By Stanley Keasling, RCAC CEO

In the last newsletter (Self-Help Builder November 2016) I discussed some of my concerns regarding USDA Rural Development’s use of income banding for low-income families even though it may also benefit very low-income households. My concern was that this may end up benefiting households who do not really need assistance and who, absent banding, would not be eligible borrowers. In spite of these concerns, as you will see below in the story that Benjamin Farnsworth from Neighborhood Nonprofit Housing Corporation shared with me, there are real benefits to income banding for small households.

Ronald and Linda Larson live in the apartment complex directly across the street from the office of Neighborhood Nonprofit Housing Corporation (NNHC), a Mutual Self-Help Housing grantee.

Due to a disability, Linda does not work outside the home. Ron was employed in Logan as a production worker at Schreiber Foods until being laid off in 2009. The family’s financial situation took a turn for the worse, they lost their home and filed bankruptcy in 2010. Obtaining credit has been an ongoing struggle since that time.
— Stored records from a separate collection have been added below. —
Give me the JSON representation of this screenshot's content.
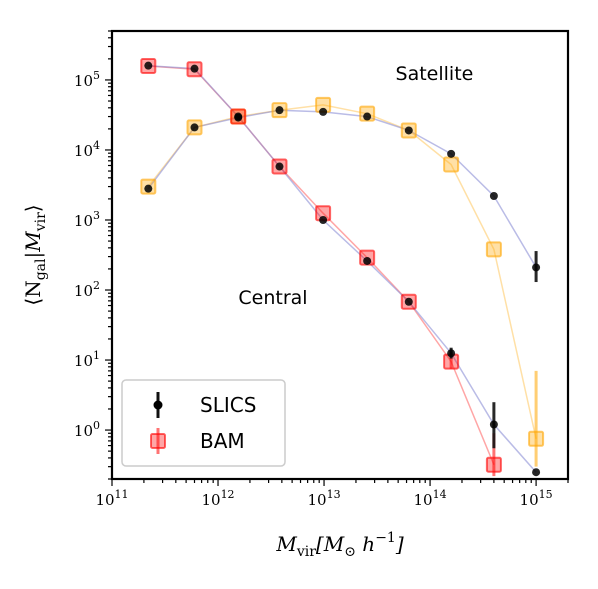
{
  "chart_data": {
    "type": "scatter",
    "xlabel": "M_vir[M_⊙ h^−1]",
    "ylabel": "⟨N_gal|M_vir⟩",
    "xscale": "log",
    "yscale": "log",
    "xlim": [
      100000000000.0,
      2000000000000000.0
    ],
    "ylim": [
      0.2,
      500000.0
    ],
    "x_ticks": [
      {
        "value": 100000000000.0,
        "base": "10",
        "exp": "11"
      },
      {
        "value": 1000000000000.0,
        "base": "10",
        "exp": "12"
      },
      {
        "value": 10000000000000.0,
        "base": "10",
        "exp": "13"
      },
      {
        "value": 100000000000000.0,
        "base": "10",
        "exp": "14"
      },
      {
        "value": 1000000000000000.0,
        "base": "10",
        "exp": "15"
      }
    ],
    "y_ticks": [
      {
        "value": 1,
        "base": "10",
        "exp": "0"
      },
      {
        "value": 10,
        "base": "10",
        "exp": "1"
      },
      {
        "value": 100,
        "base": "10",
        "exp": "2"
      },
      {
        "value": 1000,
        "base": "10",
        "exp": "3"
      },
      {
        "value": 10000,
        "base": "10",
        "exp": "4"
      },
      {
        "value": 100000,
        "base": "10",
        "exp": "5"
      }
    ],
    "annotations": [
      {
        "text": "Satellite",
        "x": 110000000000000.0,
        "y": 100000.0
      },
      {
        "text": "Central",
        "x": 3300000000000.0,
        "y": 63
      }
    ],
    "x": [
      220000000000.0,
      600000000000.0,
      1550000000000.0,
      3800000000000.0,
      9800000000000.0,
      25500000000000.0,
      63000000000000.0,
      158000000000000.0,
      400000000000000.0,
      1000000000000000.0
    ],
    "legend_position": "lower-left",
    "legend": [
      {
        "label": "SLICS",
        "marker": "circle",
        "color": "#000000"
      },
      {
        "label": "BAM",
        "marker": "square",
        "color": "#ff0000"
      }
    ],
    "series": [
      {
        "name": "SLICS",
        "component": "Satellite",
        "color": "#000000",
        "line_color": "#8c8fd6",
        "values": [
          2800,
          21000,
          29000,
          37000,
          35000,
          30000,
          19000,
          8800,
          2200,
          210
        ],
        "err_low": [
          null,
          null,
          null,
          null,
          null,
          null,
          null,
          null,
          null,
          130
        ],
        "err_high": [
          null,
          null,
          null,
          null,
          null,
          null,
          null,
          null,
          null,
          360
        ]
      },
      {
        "name": "SLICS",
        "component": "Central",
        "color": "#000000",
        "line_color": "#8c8fd6",
        "values": [
          160000,
          145000,
          30000,
          5800,
          1000,
          260,
          68,
          12.5,
          1.2,
          0.25
        ],
        "err_low": [
          null,
          null,
          null,
          null,
          null,
          null,
          null,
          10.5,
          0.55,
          null
        ],
        "err_high": [
          null,
          null,
          null,
          null,
          null,
          null,
          null,
          15,
          2.5,
          null
        ]
      },
      {
        "name": "BAM",
        "component": "Satellite",
        "color": "#ffa500",
        "values": [
          3000,
          21000,
          30000,
          37000,
          44000,
          33000,
          19000,
          6200,
          380,
          0.75
        ],
        "err_low": [
          null,
          null,
          null,
          null,
          null,
          null,
          null,
          null,
          null,
          0.3
        ],
        "err_high": [
          null,
          null,
          null,
          null,
          null,
          null,
          null,
          null,
          null,
          7
        ]
      },
      {
        "name": "BAM",
        "component": "Central",
        "color": "#ff0000",
        "values": [
          158000,
          142000,
          30000,
          5800,
          1250,
          290,
          68,
          9.5,
          0.32,
          null
        ],
        "err_low": [
          null,
          null,
          null,
          null,
          null,
          null,
          null,
          7.5,
          0.22,
          null
        ],
        "err_high": [
          null,
          null,
          null,
          null,
          null,
          null,
          null,
          13,
          0.9,
          null
        ]
      }
    ]
  }
}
In 2013 Ron found reliable work through a temp agency. This temporary employment, fortunately, transitioned to a regular full time job in October 2014 with Autoliv, a large manufacturing company in the automobile industry. Ron now earns an annual income of $44,660.

In April 2014, Ron and Linda stopped by the NNHC office and filled out an intake form for the Mutual Self-Help Housing program. They met with Karli, an experienced Housing Specialist, and started the hopeful journey to homeownership. As Karli worked with Ron and Linda regarding their income, debts and credit, they set goals to obtain regular employment and improve their budget with money management techniques. They worked hard on these goals for the next six months. After the move to full-time employment in October that year, Ron and Linda visited with Karli again, only to find out that they suddenly earned too much money to be considered eligible for participation as owner-builders.

Luckily this story doesn’t end with disappointment. Ron and Linda were notified earlier this year when the USDA Rural Development introduced the new pilot program. The income banding method for determining program eligibility was literally a saving grace for the Larsons. In FY 2016, the Logan, UT-ID MSA income data, derived from census reports and compiled by U.S. Department of Urban Development, traditionally would allow two-member households to earn no more than $41,050 to be considered low-income (i.e. at, or below, 80% of the Area Median Income, or AMI). Under the new income-banding guidelines, these same households can now make up to $51,300. In essence, the new pilot program for income banding has turned the key of opportunity in the door of the American dream for many rural households in need.

For Ron and Linda this dream became a reality on August 25when they received an eligibility letter from USDA Rural Development. The Larson’s have already begun construction on their home in the Wasatch View subdivision, located in Hyrum, Utah, a quiet rural community of approximately 8,000 residents on the southern end of the beautiful Cache Valley.